Ci fu la guerra, la norma rimase inapplicata, ma tale rimase anche con il passaggio dalla dittatura alla democrazia, anche con la Costituzione, anche con il suo art.9. Occorre arrivare al decreto legge Galasso nel 1985 (ben 46 anni senza fare nulla, tanto era importante appunto l’art. 9) perché i piani, definiti adesso “paesaggistici”, tornino di moda e siano di competenza delle singole regioni. Norma poi mutuata dal Codice dell’Ambiente. Bene, ad oggi sono solo cinque le regioni che il piano l’hanno adottato, ma di fatto esso non serve a nulla perché non ha posto dei reali vincoli al territorio oltre a quelli già esistenti.

Del resto il Parlamento, che oggi è così solerte nel voler modificare l’art. 9 della Costituzione, non promulga la legge di tutela del suolo che giace da anni nei cassetti. E in Italia si continua a perdere suolo fertile alla media di due metri quadrati al secondo. Stesso discorso per l’ambiente, con l’aria ammorbata, le fabbriche dei veleni (Taranto, PFAS), i fiumi in secca, le grandi opere, e quant’altro.

Insomma, l’aggiunta della parola “ambiente” e delle ridondanti, pleonastiche parole “biodiversità” e “ecosistemi” pare solo, ed è nei fatti, un’operazione di maquillage, di semplice facciata, che nulla cambia rispetto alla triste realtà che ci circonda.

Stesso discorso per la tutela degli animali. E qui siamo letteralmente al ridicolo.
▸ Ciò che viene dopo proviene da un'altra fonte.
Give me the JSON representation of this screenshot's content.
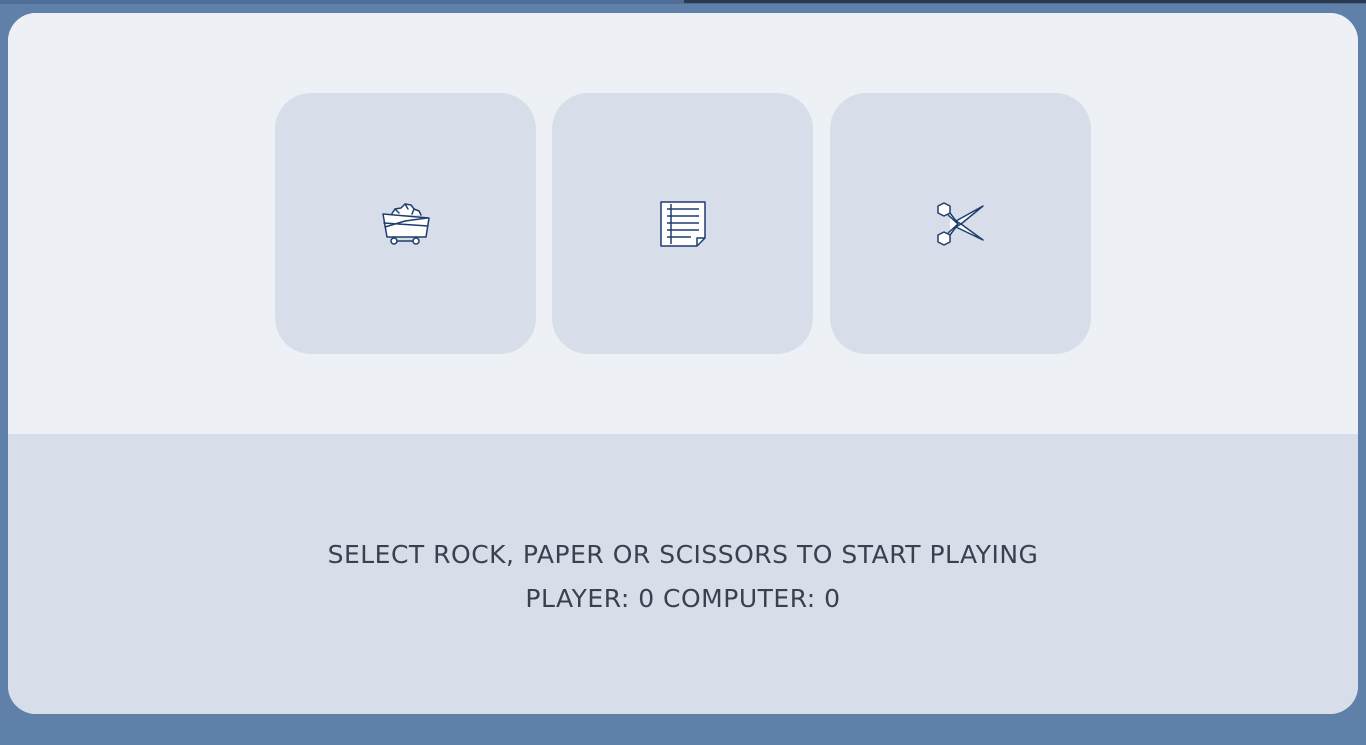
{
  "choices": [
    {
      "id": "rock",
      "icon": "mine-cart-rock-icon"
    },
    {
      "id": "paper",
      "icon": "lined-paper-icon"
    },
    {
      "id": "scissors",
      "icon": "scissors-icon"
    }
  ],
  "status": {
    "message": "SELECT ROCK, PAPER OR SCISSORS TO START PLAYING",
    "score_line": "PLAYER: 0 COMPUTER: 0",
    "player_label": "PLAYER:",
    "player_score": 0,
    "computer_label": "COMPUTER:",
    "computer_score": 0
  },
  "colors": {
    "background": "#5f80a9",
    "panel_top": "#edf1f6",
    "panel_bottom": "#d8dee9",
    "card": "#d8dee9",
    "icon_stroke": "#1f3d6e",
    "text": "#394150"
  }
}
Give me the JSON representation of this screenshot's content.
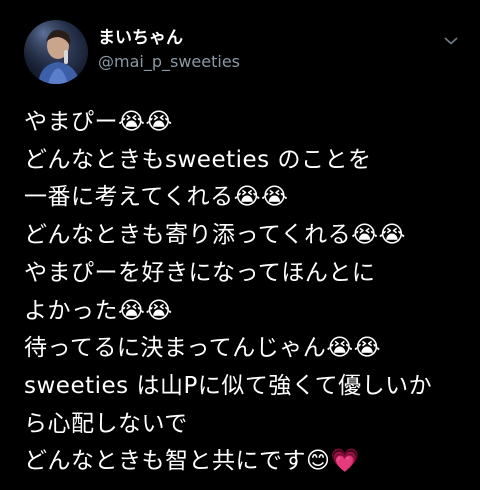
{
  "tweet": {
    "author": {
      "display_name": "まいちゃん",
      "handle": "@mai_p_sweeties",
      "avatar_icon": "profile-photo-avatar",
      "menu_icon": "chevron-down-icon"
    },
    "lines": [
      "やまぴー😭😭",
      "どんなときもsweeties のことを",
      "一番に考えてくれる😭😭",
      "どんなときも寄り添ってくれる😭😭",
      "やまぴーを好きになってほんとに",
      "よかった😭😭",
      "待ってるに決まってんじゃん😭😭",
      "sweeties は山Pに似て強くて優しいか",
      "ら心配しないで",
      "どんなときも智と共にです😊💗"
    ]
  },
  "colors": {
    "background": "#000000",
    "text_primary": "#ffffff",
    "text_secondary": "#8b98a5"
  }
}
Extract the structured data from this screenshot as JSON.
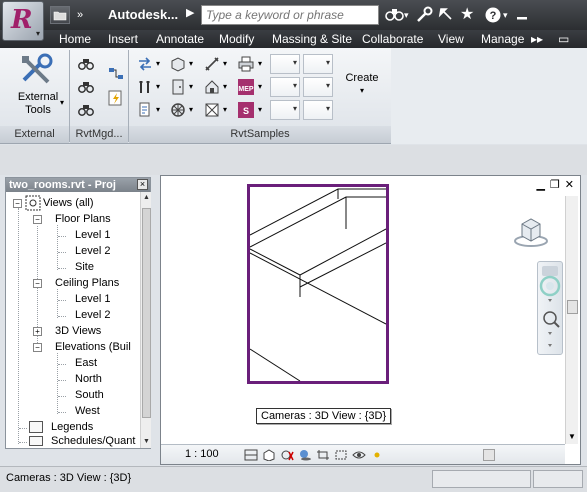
{
  "titlebar": {
    "app_title": "Autodesk...",
    "search_placeholder": "Type a keyword or phrase"
  },
  "ribbon": {
    "tabs": [
      "Home",
      "Insert",
      "Annotate",
      "Modify",
      "Massing & Site",
      "Collaborate",
      "View",
      "Manage"
    ],
    "active_tab": "Home",
    "external_tools_label": "External Tools",
    "create_label": "Create",
    "panels": [
      "External",
      "RvtMgd...",
      "RvtSamples"
    ]
  },
  "browser": {
    "title": "two_rooms.rvt - Proj",
    "tree": {
      "views_all": "Views (all)",
      "floor_plans": "Floor Plans",
      "fp_level1": "Level 1",
      "fp_level2": "Level 2",
      "fp_site": "Site",
      "ceiling_plans": "Ceiling Plans",
      "cp_level1": "Level 1",
      "cp_level2": "Level 2",
      "views_3d": "3D Views",
      "elevations": "Elevations (Buil",
      "east": "East",
      "north": "North",
      "south": "South",
      "west": "West",
      "legends": "Legends",
      "schedules": "Schedules/Quant"
    }
  },
  "view": {
    "tooltip": "Cameras : 3D View : {3D}",
    "scale": "1 : 100"
  },
  "status": {
    "text": "Cameras : 3D View : {3D}"
  },
  "colors": {
    "crop_region": "#6a1f7a",
    "titlebar_dark": "#2c2e31",
    "app_logo": "#a0206a"
  }
}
Viviamo in un paese in cui la caccia è legale e si spara persino alle allodole, in cui si mettono in prigione gli orsi, in cui si prospetta di uccidere i lupi, e questo senza parlare degli animali cosiddetti (orribile locuzione) “da reddito” e delle condizioni in cui vivono. Cosa cambierà quando la tutela degli animali verrà introdotta in Costituzione? Volete che ve lo dica? Ci siete già arrivati: zero.

Del resto, la riprova che non cambierà nulla è data dal fatto che la revisione è stata approvata all’unanimità. I partiti del cemento e della caccia tutti uniti nel ritenere che si debbano tutelare l’ambiente e gli animali. Pare di essere dentro il teatro dell’assurdo: con anche modesti commedianti.